Die Konkurrenzsituation zu den großen internationalen Online-Playern sei in vielen Märkten deutlich schwieriger als in den deutschsprachigen Buchmärkten. konstatiert Schwede – nicht so in den deutschsprachigen Buchmärkten. "Wir haben immer noch eine weitgehend gesunde Handelsstruktur, mit überregionalen und regionalen Ketten, mit regionalen Platzhirschen, mit einer Vielzahl und Vielfalt unabhängiger Buchhandlungen." Verlage agierten in eigenem Interesse, wenn sie diese Strukturen zu stützen und zu schützen versuchten. Schwedes Prognose zur Entwicklung dieser Landschaft ist differenziert: In ländlichen Räumen mit schwacher Bevölkerungsdichte und schwierigem Sozialaufbau werde die stationäre Handelsstruktur weiter verloren gehen. In urban verdichteten Räumen und touristisch attraktiven Regionen hingegen sieht sie Perspektiven eines Aufschwungs. "Um beispielsweise Baden-Württemberg, Bayern, das Rheinland, um die Küstenregionen im Osten wie im Westen, um die Wandergebiete in Deutschland mache ich mir buchhändlerisch keine Sorgen." Ein paar langfristige Großtrends – ökologisch bewusstes Leben, Nachhaltigkeit, Wiederentdeckung heimatlicher Urlaubsziele – böten Chancen für das Buch.

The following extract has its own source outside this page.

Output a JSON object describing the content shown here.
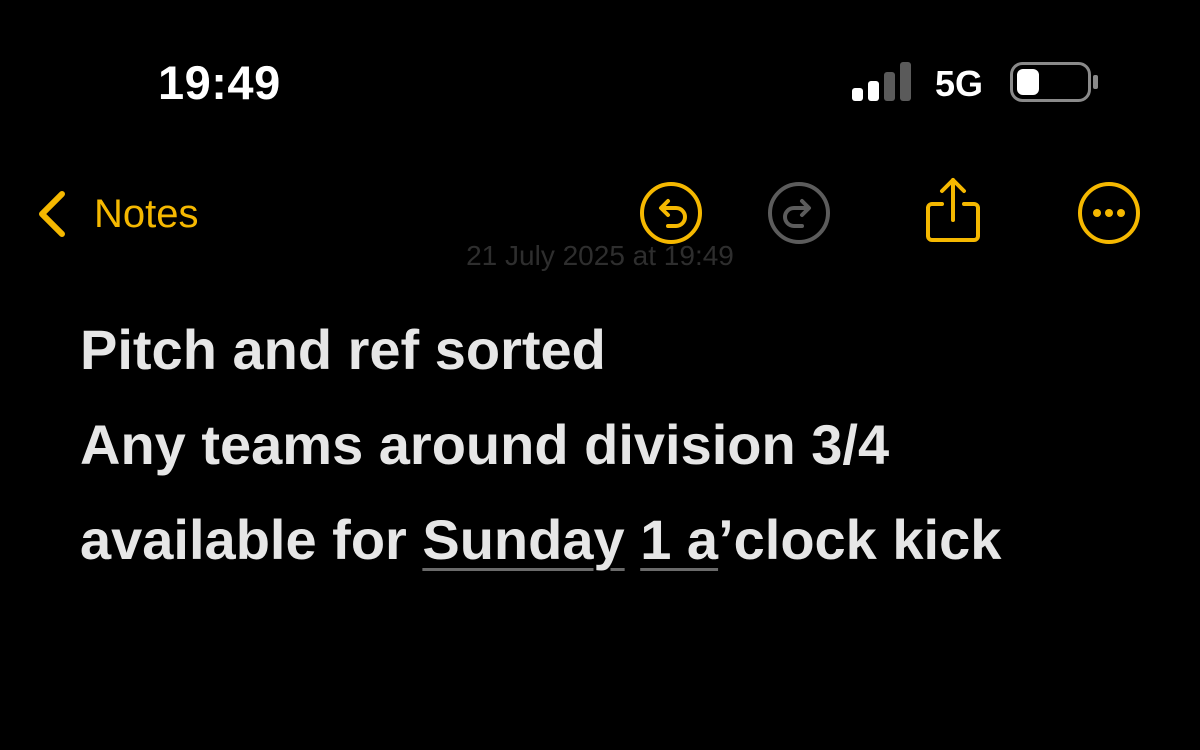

"Wir müssen wegkommen von der reinen Fokussierung auf Novitäten und Bestseller."

Dieser Satz, formuliert von der Vertriebschefin derjenigen Verlagsgruppe, die in den jährlichen Chart-Auswertungen stets Spitzenplätze belegt, überrascht. Fußt aber auf guten Gründen: "Der ausschließliche Fokus auf den optimalen Einverkauf von Novitäten ist auf Dauer nicht zielführend. Wir müssen mit dem Buchhandel ins Gespräch darüber kommen, was Leserinnen und Leser tatsächlich interessiert", fordert Schwede. Ein Beispiel hat sie in London entdeckt: "Dort hat es mir in einer Buchhandlung total gut gefallen, was die sich für ihre Krimiabteilung hatte einfallen lassen. Da wurden Krimis aus den 30er Jahren, den 40er Jahren für jedes Jahrzehnt bis hin zu Novitäten angeboten – einfach mal eine neue Idee, mit Krimis umzugehen, Interesse zu wecken abseits von Serien und Standardpräsentationen."

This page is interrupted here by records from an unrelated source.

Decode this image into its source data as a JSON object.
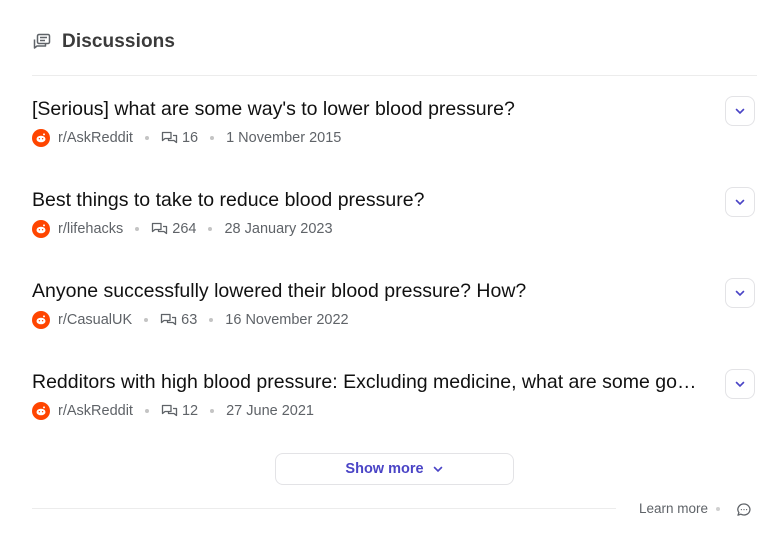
{
  "header": {
    "title": "Discussions",
    "icon": "discussions-icon"
  },
  "items": [
    {
      "title": "[Serious] what are some way's to lower blood pressure?",
      "subreddit": "r/AskReddit",
      "comments": "16",
      "date": "1 November 2015"
    },
    {
      "title": "Best things to take to reduce blood pressure?",
      "subreddit": "r/lifehacks",
      "comments": "264",
      "date": "28 January 2023"
    },
    {
      "title": "Anyone successfully lowered their blood pressure? How?",
      "subreddit": "r/CasualUK",
      "comments": "63",
      "date": "16 November 2022"
    },
    {
      "title": "Redditors with high blood pressure: Excluding medicine, what are some good ways to lower it?",
      "subreddit": "r/AskReddit",
      "comments": "12",
      "date": "27 June 2021"
    }
  ],
  "show_more_label": "Show more",
  "footer": {
    "learn_more": "Learn more"
  },
  "colors": {
    "accent": "#4a44c6",
    "reddit": "#ff4500"
  }
}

Ute Katzmann betont: "Neu für die Leserin und den Leser heißt doch nur, dass sie oder er ein Buch noch nicht gelesen hat. Das kann sowohl auf Novitäten wie auch auf Backlisttitel zutreffen." Und Veronika Brunckhorst ergänzt: "Bücher entdecken helfen, das ist das besondere Metier des kleinen und mittleren Buchhandels. Die verkaufen ihre Lieblingstitel teilweise in höheren Stückzahlen als die Spitzentitel der Charts. Sie haben Empfehlungslisten, die gar nicht deckungsgleich sind mit Bestsellerlisten. Das finde ich großartig und inspirierend."

"Datenschauen helfen nur bedingt, 'Talk of the Town'-Titel zu machen."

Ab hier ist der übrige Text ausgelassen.